FIG. 9 shows a cab-signaling movement authority relative to a CBTC movement
authority for the condition of a train ahead.
FIG. 10 shows a cab-signaling movement authority relative to a CBTC movement
authority for the condition of a signal ahead displaying a stop aspect.
FIG. 11 shows a lookup table to generate movement authority limits that
correspond to
received cab-signaling speed codes, for various wayside blocks, as well as
type of operation
desired at each block when a no code condition exists.
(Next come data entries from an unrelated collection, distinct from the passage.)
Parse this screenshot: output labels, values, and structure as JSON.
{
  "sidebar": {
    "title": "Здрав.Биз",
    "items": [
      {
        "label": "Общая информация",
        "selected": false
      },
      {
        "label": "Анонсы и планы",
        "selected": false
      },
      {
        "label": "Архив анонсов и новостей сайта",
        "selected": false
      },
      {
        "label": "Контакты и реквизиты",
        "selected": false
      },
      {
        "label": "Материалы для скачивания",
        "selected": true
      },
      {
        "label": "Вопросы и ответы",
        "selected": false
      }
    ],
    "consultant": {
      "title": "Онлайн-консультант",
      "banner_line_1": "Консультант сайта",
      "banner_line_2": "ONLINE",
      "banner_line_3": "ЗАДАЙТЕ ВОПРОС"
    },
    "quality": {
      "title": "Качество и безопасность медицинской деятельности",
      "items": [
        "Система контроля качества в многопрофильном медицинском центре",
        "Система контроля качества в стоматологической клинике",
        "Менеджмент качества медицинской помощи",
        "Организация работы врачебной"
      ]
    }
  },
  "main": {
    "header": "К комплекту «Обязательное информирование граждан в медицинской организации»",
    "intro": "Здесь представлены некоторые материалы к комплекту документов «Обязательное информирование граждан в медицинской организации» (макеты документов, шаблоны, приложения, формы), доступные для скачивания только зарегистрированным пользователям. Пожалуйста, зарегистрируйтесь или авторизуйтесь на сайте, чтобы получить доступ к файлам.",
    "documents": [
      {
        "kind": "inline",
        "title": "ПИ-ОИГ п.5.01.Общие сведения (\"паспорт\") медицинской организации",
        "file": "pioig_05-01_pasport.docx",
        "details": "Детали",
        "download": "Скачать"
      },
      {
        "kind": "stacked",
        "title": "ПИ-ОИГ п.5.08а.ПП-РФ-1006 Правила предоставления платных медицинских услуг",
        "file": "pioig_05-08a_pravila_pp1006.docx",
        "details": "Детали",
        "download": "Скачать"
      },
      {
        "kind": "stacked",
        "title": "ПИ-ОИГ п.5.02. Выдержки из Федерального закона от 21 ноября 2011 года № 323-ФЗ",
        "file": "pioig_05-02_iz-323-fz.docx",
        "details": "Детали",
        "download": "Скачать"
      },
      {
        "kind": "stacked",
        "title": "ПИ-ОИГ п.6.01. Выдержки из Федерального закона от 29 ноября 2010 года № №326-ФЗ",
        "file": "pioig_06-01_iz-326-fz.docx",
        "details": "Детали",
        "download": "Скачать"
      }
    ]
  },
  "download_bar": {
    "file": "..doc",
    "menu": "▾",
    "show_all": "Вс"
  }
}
FIGS. 12-14 show an example of the operation of the preferred embodiment
according to
the current invention in a section of the track where a civil speed limit is
present.
DESCRIPTION OF THE PREFERRED EMBODIMENT
The preferred embodiment of the present invention describes a structure,
and/or a method
to provide safe operation of trains over sections of cab-signaling track
territory. The main
concept of the present invention is to employ cab-signaling speed codes
received from wayside
cab-signaling devices to generate corresponding movement authority limits on
board trains. In
effect the structure used by the present invention is a hybrid architecture
that combines wayside
cab-signaling devices, and onboard CBTC controller.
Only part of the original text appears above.